Los objetivos de la simulación aplicada al diseño de almacenes automáticos son diversos:
 

  • Analizar el comportamiento del almacén, teniendo en cuenta diferentes tipos de condicionantes. Dentro de este apartado se incluyen las pruebas de rendimiento en momentos punta, el comportamiento del sistema cuando se producen averías en alguno de los componentes, etc.
  • Reducir el tiempo de desarrollo, ya que cualquier cambio que se produzca en la fase de montaje se puede testar previamente con el simulador.
  • Determinar de una forma certera el rendimiento máximo del almacén, ofreciendo a su vez los mecanismos necesarios para diseñar modificaciones o ampliaciones posteriores.
  • Facilitar una visión del almacén en movimiento, previa a su instalación, con un alto grado de realismo.



La modelización

Se entiende como modelización el proceso de diseño y desarrollo de una solución utilizando herramientas de simulación. El procedimiento seguido para construir un modelo es en realidad una versión reducida del proceso que se sigue para la instalación de un almacén automático real.

Para ello se siguen las siguientes fases:
 

  • Construcción del modelo físico. En esta fase se definen todos los elementos que componen la parte tangible del almacén. Los componentes más habituales son:
    - Transelevadores: se modelizan a partir de elementos capaces de reproducir fielmente el comportamiento y el rendimiento de este tipo de robots.
    - Cabecera: compuesta por un gran abanico de elementos de transporte, entre los que destacan los caminos de rodillos o cadenas, shuttle-cars(carros transferidores), elevadores, enfardadoras... Estos componentes se incluyen en el modelo de simulación con sus características principales configuradas: velocidad, tiempo de respuesta, etc.
  • Construcción del modelo lógico. Es cuando se implementan las pautas de comportamiento generales del sistema. Utilizando herramientas de análisis estadístico, se lleva a cabo un estudio completo del flujo de las entradas y salidas. De esta forma, se garantiza que el almacén simulado se adaptará a las necesidades planteadas por el cliente.

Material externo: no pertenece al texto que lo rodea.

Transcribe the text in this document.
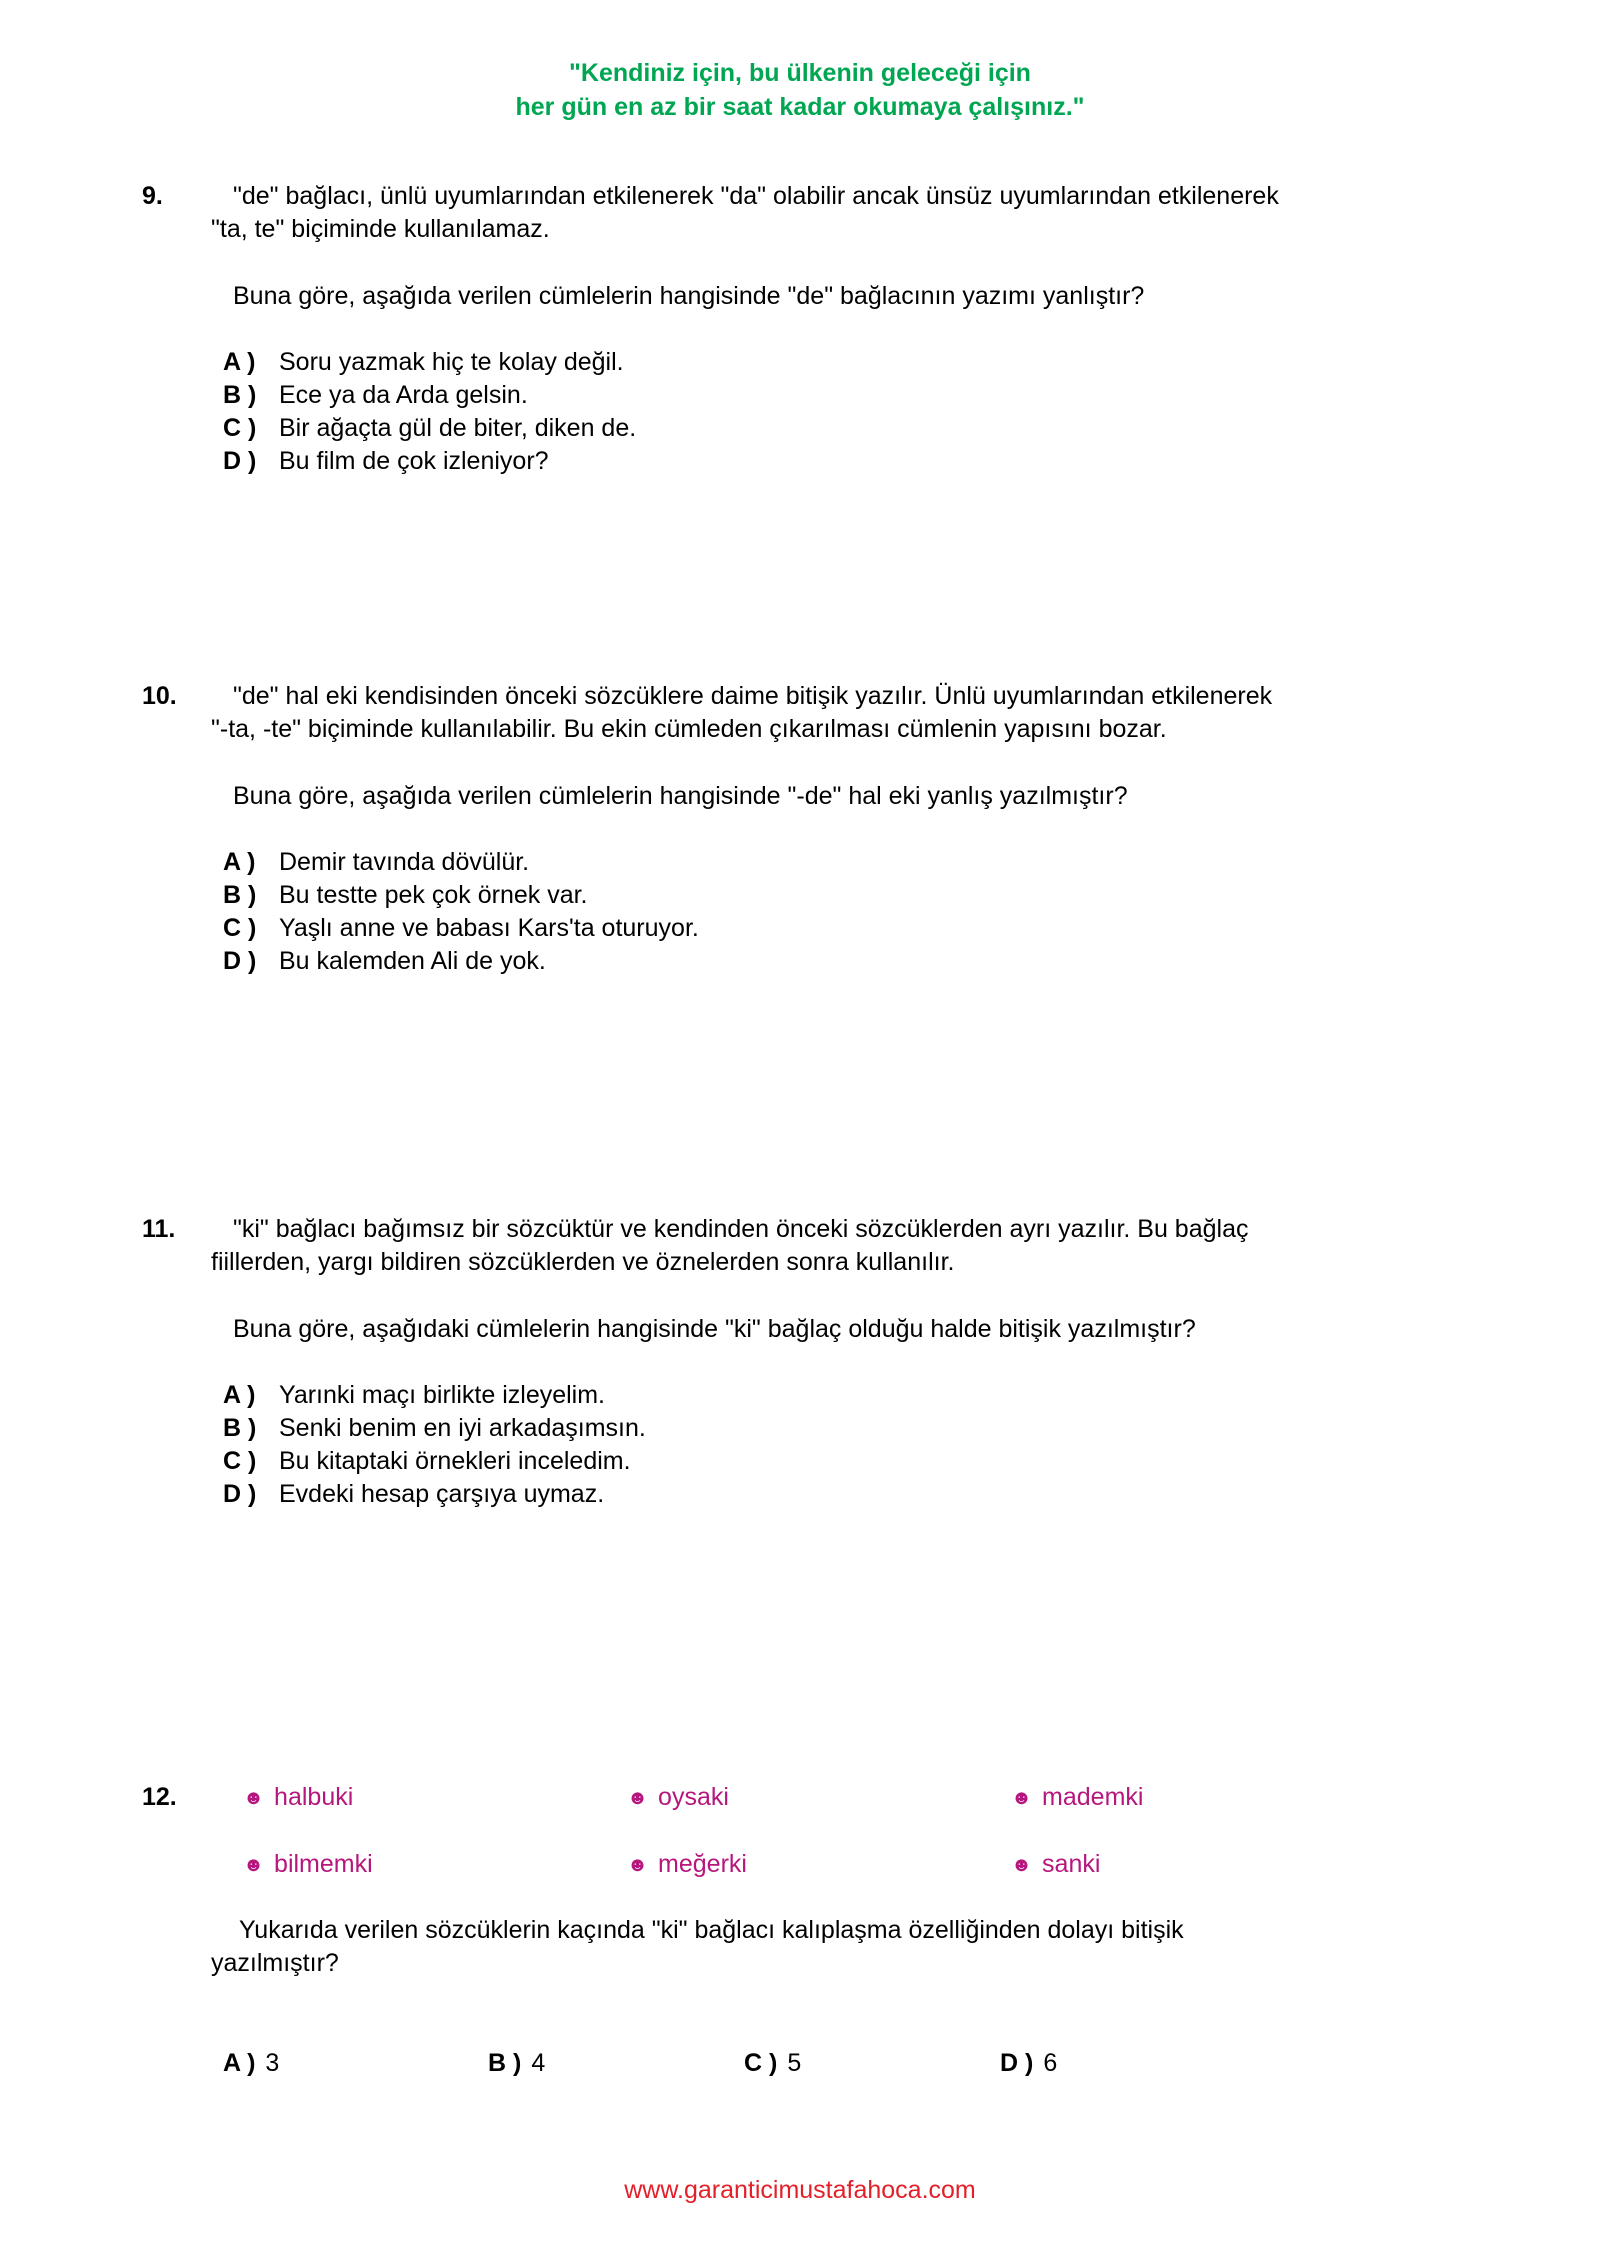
"Kendiniz için, bu ülkenin geleceği için
her gün en az bir saat kadar okumaya çalışınız."
9.	"de" bağlacı, ünlü uyumlarından etkilenerek "da" olabilir ancak ünsüz uyumlarından etkilenerek
"ta, te" biçiminde kullanılamaz.
Buna göre, aşağıda verilen cümlelerin hangisinde "de" bağlacının yazımı yanlıştır?
A ) Soru yazmak hiç te kolay değil.
B ) Ece ya da Arda gelsin.
C ) Bir ağaçta gül de biter, diken de.
D ) Bu film de çok izleniyor?
10.	"de" hal eki kendisinden önceki sözcüklere daime bitişik yazılır. Ünlü uyumlarından etkilenerek
"-ta, -te" biçiminde kullanılabilir. Bu ekin cümleden çıkarılması cümlenin yapısını bozar.
Buna göre, aşağıda verilen cümlelerin hangisinde "-de" hal eki yanlış yazılmıştır?
A ) Demir tavında dövülür.
B ) Bu testte pek çok örnek var.
C ) Yaşlı anne ve babası Kars'ta oturuyor.
D ) Bu kalemden Ali de yok.
11.	"ki" bağlacı bağımsız bir sözcüktür ve kendinden önceki sözcüklerden ayrı yazılır. Bu bağlaç
fiillerden, yargı bildiren sözcüklerden ve öznelerden sonra kullanılır.
Buna göre, aşağıdaki cümlelerin hangisinde "ki" bağlaç olduğu halde bitişik yazılmıştır?
A ) Yarınki maçı birlikte izleyelim.
B ) Senki benim en iyi arkadaşımsın.
C ) Bu kitaptaki örnekleri inceledim.
D ) Evdeki hesap çarşıya uymaz.
12.	☻ halbuki	☻ oysaki	☻ mademki
☻ bilmemki	☻ meğerki	☻ sanki
Yukarıda verilen sözcüklerin kaçında "ki" bağlacı kalıplaşma özelliğinden dolayı bitişik
yazılmıştır?
A ) 3	B ) 4	C ) 5	D ) 6
www.garanticimustafahoca.com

A continuación, se debe establecer la lógica de funcionamiento de todos los elementos. De hecho, para simular correctamente la operativa de un almacén, los sistemas de simulación deben incorporar una versión reducida del software de control y gestión. Por ejemplo, en esta fase se determinan aspectos como la ruta óptima que debe recorrer la carga, la prioridad de paso en los cruces, la zona asignada en la ubicación, el puesto de trabajo de destino, etc.

La ejecución

El objetivo final de todo modelo de simulación es reproducir de la forma más fiel posible un planteamiento de solución para evaluar su comportamiento en diversas circunstancias. Para ello estas herramientas representan largos periodos de ejecución en intervalos muy cortos de tiempo. Así, se puede estudiar la conducta de una solución, muy difícil de realizar en una instalación real. Como ejemplo, un sistema de complejidad media puede comprimir la operativa de todo un año en unos pocos minutos de simulación.

La ejecución de un modelo consiste en crear múltiples interacciones variando las condiciones de entrada y salida. Para cada una de las repeticiones se crea un completo juego de estadísticas donde se recoge de forma detallada el comportamiento de los elementos físicos del almacén. A partir del estudio de estos resultados, el analista puede decidir, en primer lugar, si el sistema planteado se adaptada a las necesidades del cliente y, en segundo lugar, cómo se comportan las diferentes alternativas en el diseño.